In queste zone erano principalmente coltivate: a bacca nera (avanà, nei tipi rosso, nero, grosso e piccolo; avarengo, con la varietà grossa; berla ‘d crava, beuna nera, doux d’Enry, lambrusca e lambruschina nera, mogissan, montanara, nerettino nero corvia rossa, pellaverga, dolcetto, perveiral nero, vernaccia nera, plassa, tadone, brunetta); a bacca bianca, buona parte dei quali ancora presenti oggi: (bianchetto, perveiral bianco, priè bianco, chasselas, lignenga, malvasia, moscatello, moscatellone, bolano).

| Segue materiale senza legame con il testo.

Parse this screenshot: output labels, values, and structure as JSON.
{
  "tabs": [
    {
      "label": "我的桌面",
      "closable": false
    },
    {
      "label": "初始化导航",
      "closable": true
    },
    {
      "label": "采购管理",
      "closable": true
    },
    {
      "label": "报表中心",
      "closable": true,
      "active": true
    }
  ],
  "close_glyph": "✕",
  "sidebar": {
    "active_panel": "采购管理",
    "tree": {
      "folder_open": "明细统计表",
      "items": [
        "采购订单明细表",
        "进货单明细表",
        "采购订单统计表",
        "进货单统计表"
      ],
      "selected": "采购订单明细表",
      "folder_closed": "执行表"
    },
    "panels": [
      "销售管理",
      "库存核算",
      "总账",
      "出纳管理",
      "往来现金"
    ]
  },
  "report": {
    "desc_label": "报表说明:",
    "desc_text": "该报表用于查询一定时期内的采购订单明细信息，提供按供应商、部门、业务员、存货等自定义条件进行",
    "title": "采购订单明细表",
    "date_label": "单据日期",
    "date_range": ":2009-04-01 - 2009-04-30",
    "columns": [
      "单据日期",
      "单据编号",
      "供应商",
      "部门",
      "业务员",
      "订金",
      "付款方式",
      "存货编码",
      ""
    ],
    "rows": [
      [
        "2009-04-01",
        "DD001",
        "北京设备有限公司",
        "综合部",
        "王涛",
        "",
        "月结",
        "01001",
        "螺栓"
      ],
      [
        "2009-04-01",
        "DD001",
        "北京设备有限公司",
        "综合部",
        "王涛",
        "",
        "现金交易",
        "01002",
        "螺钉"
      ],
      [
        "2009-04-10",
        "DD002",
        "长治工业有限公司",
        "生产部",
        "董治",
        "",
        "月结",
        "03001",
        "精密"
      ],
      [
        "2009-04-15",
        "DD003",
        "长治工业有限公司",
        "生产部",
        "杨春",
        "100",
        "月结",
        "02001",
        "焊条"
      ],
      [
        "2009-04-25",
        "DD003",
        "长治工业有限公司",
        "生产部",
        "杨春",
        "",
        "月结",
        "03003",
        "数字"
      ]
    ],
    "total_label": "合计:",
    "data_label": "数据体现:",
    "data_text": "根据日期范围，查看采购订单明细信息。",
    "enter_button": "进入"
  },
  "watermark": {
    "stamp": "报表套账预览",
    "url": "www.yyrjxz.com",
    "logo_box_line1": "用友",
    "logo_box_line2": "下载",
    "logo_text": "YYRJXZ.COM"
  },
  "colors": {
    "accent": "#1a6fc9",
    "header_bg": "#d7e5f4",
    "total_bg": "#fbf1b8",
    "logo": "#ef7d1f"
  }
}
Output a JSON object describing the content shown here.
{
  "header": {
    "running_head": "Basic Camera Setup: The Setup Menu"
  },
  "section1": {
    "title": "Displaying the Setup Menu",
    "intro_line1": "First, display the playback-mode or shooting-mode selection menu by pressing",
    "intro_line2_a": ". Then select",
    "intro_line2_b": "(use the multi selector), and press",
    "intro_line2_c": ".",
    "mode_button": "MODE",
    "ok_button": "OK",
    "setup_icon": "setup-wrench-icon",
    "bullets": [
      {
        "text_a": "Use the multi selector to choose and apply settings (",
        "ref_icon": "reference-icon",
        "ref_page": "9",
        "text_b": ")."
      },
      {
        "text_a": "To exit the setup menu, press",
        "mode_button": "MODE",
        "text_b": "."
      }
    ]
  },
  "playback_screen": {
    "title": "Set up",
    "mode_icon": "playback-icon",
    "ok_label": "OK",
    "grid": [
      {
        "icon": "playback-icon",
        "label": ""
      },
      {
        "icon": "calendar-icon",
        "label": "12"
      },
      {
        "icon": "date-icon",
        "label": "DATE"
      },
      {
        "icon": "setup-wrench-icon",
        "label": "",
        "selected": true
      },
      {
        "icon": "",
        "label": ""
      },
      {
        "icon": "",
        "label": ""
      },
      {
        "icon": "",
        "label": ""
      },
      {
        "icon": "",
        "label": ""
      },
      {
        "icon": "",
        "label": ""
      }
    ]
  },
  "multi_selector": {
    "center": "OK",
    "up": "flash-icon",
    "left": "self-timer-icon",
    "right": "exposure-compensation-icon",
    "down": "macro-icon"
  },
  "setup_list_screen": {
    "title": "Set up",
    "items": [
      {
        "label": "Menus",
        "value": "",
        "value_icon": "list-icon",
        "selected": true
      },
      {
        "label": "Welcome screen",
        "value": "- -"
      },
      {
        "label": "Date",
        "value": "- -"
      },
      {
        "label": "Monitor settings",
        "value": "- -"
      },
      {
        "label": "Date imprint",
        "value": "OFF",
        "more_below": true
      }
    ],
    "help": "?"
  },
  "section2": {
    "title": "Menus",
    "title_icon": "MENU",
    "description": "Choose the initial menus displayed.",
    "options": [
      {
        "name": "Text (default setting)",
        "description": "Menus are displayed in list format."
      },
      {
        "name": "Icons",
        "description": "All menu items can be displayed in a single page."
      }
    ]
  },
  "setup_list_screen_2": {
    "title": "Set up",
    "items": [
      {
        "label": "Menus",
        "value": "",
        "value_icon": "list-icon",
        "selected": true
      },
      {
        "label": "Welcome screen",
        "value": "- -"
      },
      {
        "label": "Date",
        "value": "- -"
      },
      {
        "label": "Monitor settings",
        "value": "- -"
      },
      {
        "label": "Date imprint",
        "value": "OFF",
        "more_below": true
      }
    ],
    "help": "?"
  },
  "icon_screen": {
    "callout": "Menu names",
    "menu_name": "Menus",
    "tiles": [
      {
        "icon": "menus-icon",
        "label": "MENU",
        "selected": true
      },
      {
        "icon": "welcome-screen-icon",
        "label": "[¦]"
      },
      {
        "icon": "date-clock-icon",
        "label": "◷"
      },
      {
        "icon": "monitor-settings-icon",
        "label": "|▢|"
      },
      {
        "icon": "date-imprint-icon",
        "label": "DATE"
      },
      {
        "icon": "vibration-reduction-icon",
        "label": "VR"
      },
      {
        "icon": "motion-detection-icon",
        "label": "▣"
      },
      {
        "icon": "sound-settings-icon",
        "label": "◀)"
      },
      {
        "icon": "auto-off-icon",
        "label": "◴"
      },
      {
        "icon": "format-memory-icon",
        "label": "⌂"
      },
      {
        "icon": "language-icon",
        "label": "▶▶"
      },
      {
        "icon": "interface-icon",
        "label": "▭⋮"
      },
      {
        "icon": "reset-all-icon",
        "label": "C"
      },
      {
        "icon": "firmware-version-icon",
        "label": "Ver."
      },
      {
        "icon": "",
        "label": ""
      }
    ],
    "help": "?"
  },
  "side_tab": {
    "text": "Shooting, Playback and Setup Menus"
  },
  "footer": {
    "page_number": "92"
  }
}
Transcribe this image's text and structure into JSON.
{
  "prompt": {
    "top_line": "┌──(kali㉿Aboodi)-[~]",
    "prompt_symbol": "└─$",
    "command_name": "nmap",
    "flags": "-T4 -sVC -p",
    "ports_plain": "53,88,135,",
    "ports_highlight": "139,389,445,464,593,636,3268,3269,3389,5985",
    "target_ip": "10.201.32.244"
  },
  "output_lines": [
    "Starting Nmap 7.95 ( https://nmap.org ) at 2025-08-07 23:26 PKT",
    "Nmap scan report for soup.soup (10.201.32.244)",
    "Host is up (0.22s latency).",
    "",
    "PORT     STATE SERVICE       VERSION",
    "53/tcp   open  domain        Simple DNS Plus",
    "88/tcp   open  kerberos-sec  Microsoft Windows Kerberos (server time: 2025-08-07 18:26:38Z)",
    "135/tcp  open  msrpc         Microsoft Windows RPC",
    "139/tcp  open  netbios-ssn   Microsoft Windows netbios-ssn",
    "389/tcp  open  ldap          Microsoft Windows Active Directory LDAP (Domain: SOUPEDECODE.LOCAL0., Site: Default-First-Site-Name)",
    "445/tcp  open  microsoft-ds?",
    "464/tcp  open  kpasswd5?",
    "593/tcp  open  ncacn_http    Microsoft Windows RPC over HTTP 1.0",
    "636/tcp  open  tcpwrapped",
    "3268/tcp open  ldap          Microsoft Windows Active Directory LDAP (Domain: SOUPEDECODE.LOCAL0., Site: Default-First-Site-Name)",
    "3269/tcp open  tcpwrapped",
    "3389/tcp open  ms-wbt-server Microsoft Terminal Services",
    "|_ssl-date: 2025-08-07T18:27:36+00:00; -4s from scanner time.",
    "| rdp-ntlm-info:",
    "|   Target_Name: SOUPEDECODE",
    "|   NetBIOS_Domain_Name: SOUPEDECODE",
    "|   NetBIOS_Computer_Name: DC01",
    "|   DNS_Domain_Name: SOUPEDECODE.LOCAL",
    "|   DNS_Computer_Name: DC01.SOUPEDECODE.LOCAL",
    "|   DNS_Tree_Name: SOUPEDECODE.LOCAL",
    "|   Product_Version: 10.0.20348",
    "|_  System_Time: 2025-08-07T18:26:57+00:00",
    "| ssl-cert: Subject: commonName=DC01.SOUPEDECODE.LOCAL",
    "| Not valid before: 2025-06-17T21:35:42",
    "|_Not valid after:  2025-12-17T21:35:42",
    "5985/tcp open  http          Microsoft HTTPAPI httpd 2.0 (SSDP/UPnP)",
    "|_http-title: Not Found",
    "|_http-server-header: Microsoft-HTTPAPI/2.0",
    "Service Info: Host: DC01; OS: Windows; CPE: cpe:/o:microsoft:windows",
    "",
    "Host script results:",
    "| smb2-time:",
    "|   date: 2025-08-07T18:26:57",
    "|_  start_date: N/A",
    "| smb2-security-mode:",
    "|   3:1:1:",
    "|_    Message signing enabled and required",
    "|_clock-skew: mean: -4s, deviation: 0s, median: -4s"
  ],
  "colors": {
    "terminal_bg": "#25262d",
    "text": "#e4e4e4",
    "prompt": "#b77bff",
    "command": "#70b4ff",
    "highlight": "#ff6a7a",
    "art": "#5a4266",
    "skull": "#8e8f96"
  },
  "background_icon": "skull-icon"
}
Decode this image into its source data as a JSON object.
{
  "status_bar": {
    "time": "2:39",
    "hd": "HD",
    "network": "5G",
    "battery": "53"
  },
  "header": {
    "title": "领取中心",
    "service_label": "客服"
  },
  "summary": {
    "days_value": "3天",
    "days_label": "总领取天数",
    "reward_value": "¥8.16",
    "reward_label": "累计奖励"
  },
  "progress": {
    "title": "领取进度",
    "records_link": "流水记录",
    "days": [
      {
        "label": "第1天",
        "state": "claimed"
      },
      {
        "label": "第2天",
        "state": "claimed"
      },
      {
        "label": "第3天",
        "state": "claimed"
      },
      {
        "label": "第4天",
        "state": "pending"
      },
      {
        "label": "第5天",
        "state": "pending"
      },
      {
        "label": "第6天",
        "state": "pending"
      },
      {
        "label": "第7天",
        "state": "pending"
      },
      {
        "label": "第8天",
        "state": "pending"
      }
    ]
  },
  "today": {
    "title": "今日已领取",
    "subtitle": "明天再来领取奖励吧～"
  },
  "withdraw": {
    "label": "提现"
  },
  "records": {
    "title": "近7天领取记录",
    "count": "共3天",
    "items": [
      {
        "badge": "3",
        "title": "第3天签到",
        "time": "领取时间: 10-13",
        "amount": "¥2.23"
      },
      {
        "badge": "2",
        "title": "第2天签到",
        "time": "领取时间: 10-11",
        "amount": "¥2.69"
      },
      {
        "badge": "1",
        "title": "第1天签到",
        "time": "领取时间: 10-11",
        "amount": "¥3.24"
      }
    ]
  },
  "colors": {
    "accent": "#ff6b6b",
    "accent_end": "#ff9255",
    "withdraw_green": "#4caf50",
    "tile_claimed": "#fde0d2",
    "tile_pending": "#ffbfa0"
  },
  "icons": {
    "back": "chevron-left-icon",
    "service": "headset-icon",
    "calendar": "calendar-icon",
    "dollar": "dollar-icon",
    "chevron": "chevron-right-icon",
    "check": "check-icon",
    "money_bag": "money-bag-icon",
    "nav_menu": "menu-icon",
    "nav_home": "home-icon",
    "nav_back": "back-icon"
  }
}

Di questi solamente tre sono le varietà base per la produzione del vino Ramìe: avanà, sempre presente, rustica e di buon vigore vegetativo, a grappoli allungati di colore blu scuro non sempre uniforme; avarengo, molto vigoroso e generalmente poco produttivo (da qui il nome), dalle uve decisamente zuccherine; neretto, noto con innumerevoli nomi tra cui Bourgnin, Nebbiolo di Dronero, ecc. ma ora riconosciuto come chatus; è vitigno rustico e vigoroso che fornisce un’uva ricca di estratto e di colore. Recentemente nel territorio di produzione del Ramìe a Pomaretto sono state attuate delle opere di miglioramento del territorio: realizzazione di un acquedotto per la valorizzazione dei vigneti e, recentemente, un impianto di monorotaia e una pista a servizio dei vigneti.
Oggi sono solo tre i produttori di Ramìe: Franco Bronzat, Giuliano Coutandin e Roberto Ribet e negli ultimi anni si è costituito il Consorzio produttori terre del Ramìe con 10 soci.